While more young people are becoming increasingly concerned about making provision for their retirement, savings numbers show that they are doing very little about it.
Old Mutual commissioned a retirement fund survey using a sample of 60 local retirement funds comprising a total of 92 000 active members and 33 000 pensioners.
According to independent actuary Rob Rusconi (well known for blowing the whistle on pension fund costs), who is advising Old Mutual on retirement fund reform, the most interesting finding was that a greater number of young professionals are concerned that their pension benefits will be insufficient. Rusconi says it is encouraging that people are starting to think about retirement provision at a younger age.
According to John Kotze, manager of Old Mutual Actuaries and Consultants, the younger a person starts saving for retirement the better. For example, if one saves for 40 years 15% of one’s annual salary needs to be put away for retirement, if saving starts 10 years later, this jumps to 22%.
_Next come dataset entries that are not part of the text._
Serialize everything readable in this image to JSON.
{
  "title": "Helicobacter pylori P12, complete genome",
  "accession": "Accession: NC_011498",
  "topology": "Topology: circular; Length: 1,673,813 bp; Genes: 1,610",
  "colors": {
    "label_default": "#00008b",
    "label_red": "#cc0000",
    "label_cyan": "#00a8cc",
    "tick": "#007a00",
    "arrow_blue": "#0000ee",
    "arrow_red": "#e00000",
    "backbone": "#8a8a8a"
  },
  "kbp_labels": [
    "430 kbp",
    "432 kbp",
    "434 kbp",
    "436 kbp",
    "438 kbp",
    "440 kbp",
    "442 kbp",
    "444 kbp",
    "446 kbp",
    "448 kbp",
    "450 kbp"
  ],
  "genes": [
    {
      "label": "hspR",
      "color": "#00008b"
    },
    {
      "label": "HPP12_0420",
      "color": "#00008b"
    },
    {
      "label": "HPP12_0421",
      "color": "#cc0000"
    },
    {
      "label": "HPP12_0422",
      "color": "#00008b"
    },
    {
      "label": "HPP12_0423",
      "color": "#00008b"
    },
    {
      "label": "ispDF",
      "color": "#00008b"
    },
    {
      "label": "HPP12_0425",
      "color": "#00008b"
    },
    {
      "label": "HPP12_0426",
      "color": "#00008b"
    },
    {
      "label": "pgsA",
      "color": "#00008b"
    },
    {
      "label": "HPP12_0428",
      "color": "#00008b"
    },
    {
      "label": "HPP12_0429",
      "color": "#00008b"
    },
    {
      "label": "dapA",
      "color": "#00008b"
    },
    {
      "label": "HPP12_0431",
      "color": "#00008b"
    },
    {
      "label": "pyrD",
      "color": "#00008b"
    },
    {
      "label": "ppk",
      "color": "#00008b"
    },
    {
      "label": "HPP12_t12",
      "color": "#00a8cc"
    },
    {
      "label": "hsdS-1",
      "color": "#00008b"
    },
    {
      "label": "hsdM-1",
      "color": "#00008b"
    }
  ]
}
While members are talking about retirement savings at an earlier age, the savings ratio has actually been declining. A possible reason for this is that the majority of members felt that their funds provided little communication on retirement planning, although 93% of funds surveyed believed their communication levels were effective.
Survey results show that five years before retirement only 30% of funds provided retirement counselling and even one year prior to retirement only 33% of funds offered counselling.
Kotze said that the survey also showed that people who were three years from retirement did not feel competent to make decisions about their retirement.
Other reasons that came through in the survey was the negative impact that the findings by the Pension Funds Adjudicator and the Rusconi report around fees and bad practices had on the retirement industry. The survey also found that members did not believe brokers to be impartial and that most members had high levels of debt and little spare cash.
With the Treasury having issued its first White Paper on retirement fund reform, Old Mutual has made some recommendations around increasing retirement provision. It believes that some form of compulsion needs to be considered.
Many countries have forced savings for retirement. This ties in with the government’s proposed National Savings Fund, but Old Mutual is concerned about labour’s call for access to these funds for life crisis.
Rusconi is in favour of some kind of co-payment system where the government would add a portion to the retirement fund rather than providing tax relief. In the case of a life crisis, the member could then only access his or her portion of the savings and the government’s savings portion would be held over for retirement needs. Old Mutual also supports the government’s indication that it will move away from provident fund schemes, where members can withdraw the full lump sum on retirement, to the pension fund rules where two-thirds have to be used to buy an annuity income on retirement.
Preservation of retirement money when changing jobs also needs to be enforced. However, this needs to be met with easy movement between funds as well as more flexible and portable individual retirement funds (retirement annuities).
Another surprising figure raised in the survey was that the majority of members assumed that when they purchased an annuity on retirement it would be inflation linked. In other words, they assumed that their monthly pension would increase each year with inflation. The reality is that on retirement a member can choose whether they want an annuity that remains static or one linked to inflation. Retired members also assumed that their spouses would be provided for after their death, yet only 43% of funds surveyed offered spouse pensions when the member died.